NY GOP Senator's Loss Has Party Infighting About Gay Nup Support
With news today that Stephen Saland, one of the four GOP New York State Senators to support marriage equality, had conceded his reelection campaign to Democrat Terry Gipson, only one of the aforementioned four GOP Senators is returning to Albany next month.
Saland and another both lost their fights, while the fourth retired. So, what does this mean for Republicans across the country who are on the fence about supporting marriage equality?
The New York Times tries to answer that very question in an article called "Costly Toll for Republicans Who Voted for Gay Marriage." Here's an excerpt:
Activists on both sides of the same-sex marriage issue nationwide had kept a close eye on the fate of the four New York Republicans, whose re-election battles were depicted as a de facto referendum on whether it was electorally safe for Republicans to support same-sex marriage.
The outcry against the Republicans had an awkward side effect — although conservatives contributed significantly to their fates, two of the three are being replaced by Democrats who support same-sex marriage.
But Michael R. Long, the chairman of the state’s Conservative Party said the races should amount to a wake-up call for Republicans.

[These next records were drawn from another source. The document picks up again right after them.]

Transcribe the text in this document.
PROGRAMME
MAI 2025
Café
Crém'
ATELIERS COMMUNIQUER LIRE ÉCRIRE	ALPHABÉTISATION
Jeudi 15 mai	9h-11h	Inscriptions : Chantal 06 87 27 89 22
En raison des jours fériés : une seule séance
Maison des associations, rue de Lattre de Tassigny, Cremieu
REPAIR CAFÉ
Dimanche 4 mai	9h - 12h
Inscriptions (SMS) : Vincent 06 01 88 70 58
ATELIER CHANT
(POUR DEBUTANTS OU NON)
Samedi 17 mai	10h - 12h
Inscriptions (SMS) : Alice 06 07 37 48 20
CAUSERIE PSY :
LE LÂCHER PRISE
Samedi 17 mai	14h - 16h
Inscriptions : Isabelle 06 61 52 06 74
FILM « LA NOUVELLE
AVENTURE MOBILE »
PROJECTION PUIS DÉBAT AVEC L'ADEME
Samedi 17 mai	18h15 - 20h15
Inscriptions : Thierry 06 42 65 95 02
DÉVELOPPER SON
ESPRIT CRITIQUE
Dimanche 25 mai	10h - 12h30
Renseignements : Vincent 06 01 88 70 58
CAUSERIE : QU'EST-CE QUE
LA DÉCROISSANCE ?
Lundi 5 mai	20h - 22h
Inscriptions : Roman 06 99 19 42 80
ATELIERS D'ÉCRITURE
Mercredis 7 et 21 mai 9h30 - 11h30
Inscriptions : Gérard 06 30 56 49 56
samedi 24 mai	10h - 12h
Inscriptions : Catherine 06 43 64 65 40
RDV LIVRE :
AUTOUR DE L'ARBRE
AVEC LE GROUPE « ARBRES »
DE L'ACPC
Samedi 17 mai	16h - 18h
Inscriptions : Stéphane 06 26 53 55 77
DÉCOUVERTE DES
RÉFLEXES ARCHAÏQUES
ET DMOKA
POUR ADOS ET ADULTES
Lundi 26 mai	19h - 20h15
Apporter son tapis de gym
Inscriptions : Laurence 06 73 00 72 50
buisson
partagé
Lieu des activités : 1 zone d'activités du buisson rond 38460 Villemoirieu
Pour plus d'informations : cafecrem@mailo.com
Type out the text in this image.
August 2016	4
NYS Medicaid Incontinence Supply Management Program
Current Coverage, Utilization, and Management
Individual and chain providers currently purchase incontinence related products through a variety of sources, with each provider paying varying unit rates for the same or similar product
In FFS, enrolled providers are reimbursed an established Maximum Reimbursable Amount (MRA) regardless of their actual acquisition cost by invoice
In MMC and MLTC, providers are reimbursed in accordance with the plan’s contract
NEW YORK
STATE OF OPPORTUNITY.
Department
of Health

“Principles matter,” Mr. Long said. “These guys were institutions. And I think their voters were upset and were tired of being taken advantage of.”

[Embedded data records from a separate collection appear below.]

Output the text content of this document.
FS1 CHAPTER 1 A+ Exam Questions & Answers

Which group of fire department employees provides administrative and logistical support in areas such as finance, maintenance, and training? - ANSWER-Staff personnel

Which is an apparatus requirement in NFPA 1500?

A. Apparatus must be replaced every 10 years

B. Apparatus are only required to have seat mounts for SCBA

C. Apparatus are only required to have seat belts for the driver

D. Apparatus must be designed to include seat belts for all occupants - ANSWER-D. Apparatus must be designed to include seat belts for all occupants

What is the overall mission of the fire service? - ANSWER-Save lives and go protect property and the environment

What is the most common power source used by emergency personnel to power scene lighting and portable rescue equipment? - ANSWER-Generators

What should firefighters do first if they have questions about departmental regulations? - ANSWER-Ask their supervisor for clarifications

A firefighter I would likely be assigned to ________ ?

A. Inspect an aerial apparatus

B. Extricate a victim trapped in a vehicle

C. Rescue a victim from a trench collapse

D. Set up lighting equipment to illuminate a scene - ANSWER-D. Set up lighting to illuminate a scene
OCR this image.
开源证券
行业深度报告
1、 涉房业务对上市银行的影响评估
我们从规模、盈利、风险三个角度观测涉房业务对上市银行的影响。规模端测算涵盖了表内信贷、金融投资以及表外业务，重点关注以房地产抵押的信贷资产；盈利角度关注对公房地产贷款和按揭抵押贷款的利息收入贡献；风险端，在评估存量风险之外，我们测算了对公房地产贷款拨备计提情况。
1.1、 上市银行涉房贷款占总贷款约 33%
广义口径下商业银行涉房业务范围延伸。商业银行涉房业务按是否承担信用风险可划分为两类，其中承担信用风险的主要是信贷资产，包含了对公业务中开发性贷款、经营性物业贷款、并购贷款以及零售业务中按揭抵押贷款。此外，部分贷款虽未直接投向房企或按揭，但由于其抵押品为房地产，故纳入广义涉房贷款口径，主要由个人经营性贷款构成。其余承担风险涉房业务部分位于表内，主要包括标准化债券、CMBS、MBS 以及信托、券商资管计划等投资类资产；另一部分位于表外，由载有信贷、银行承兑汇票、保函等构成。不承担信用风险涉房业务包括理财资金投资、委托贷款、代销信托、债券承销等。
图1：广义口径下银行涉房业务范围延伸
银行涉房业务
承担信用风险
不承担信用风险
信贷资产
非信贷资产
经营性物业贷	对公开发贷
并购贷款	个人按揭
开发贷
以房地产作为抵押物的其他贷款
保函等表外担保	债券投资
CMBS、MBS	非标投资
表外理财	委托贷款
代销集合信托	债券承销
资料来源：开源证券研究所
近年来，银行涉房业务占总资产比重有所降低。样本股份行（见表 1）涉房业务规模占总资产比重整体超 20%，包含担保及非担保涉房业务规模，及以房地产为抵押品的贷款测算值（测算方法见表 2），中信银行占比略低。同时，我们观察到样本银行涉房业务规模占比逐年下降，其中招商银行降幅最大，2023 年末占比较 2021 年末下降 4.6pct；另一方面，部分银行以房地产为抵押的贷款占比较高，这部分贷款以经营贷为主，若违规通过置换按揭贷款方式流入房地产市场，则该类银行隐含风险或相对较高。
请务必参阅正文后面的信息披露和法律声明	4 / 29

Gay-rights advocates on Thursday played down the significance of the election results, suggesting that, as with any local races, the outcomes were the result of a blend of factors.
For example... the senator who lost his primary, Roy J. McDonald of Saratoga County, emboldened his critics by saying that anyone upset with his position on the issue could “take the job and shove it."
But don't expect conservatives to accept that argument, no questions asked. One right wing activist, Rev. Jason J. McGuire from the group New Yorkers for Constitutional Freedoms, told the paper, "...Policies of appeasement always fail. And essentially that’s what they did: they caved to the governor and really more liberal-minded interests rather than their core constituency."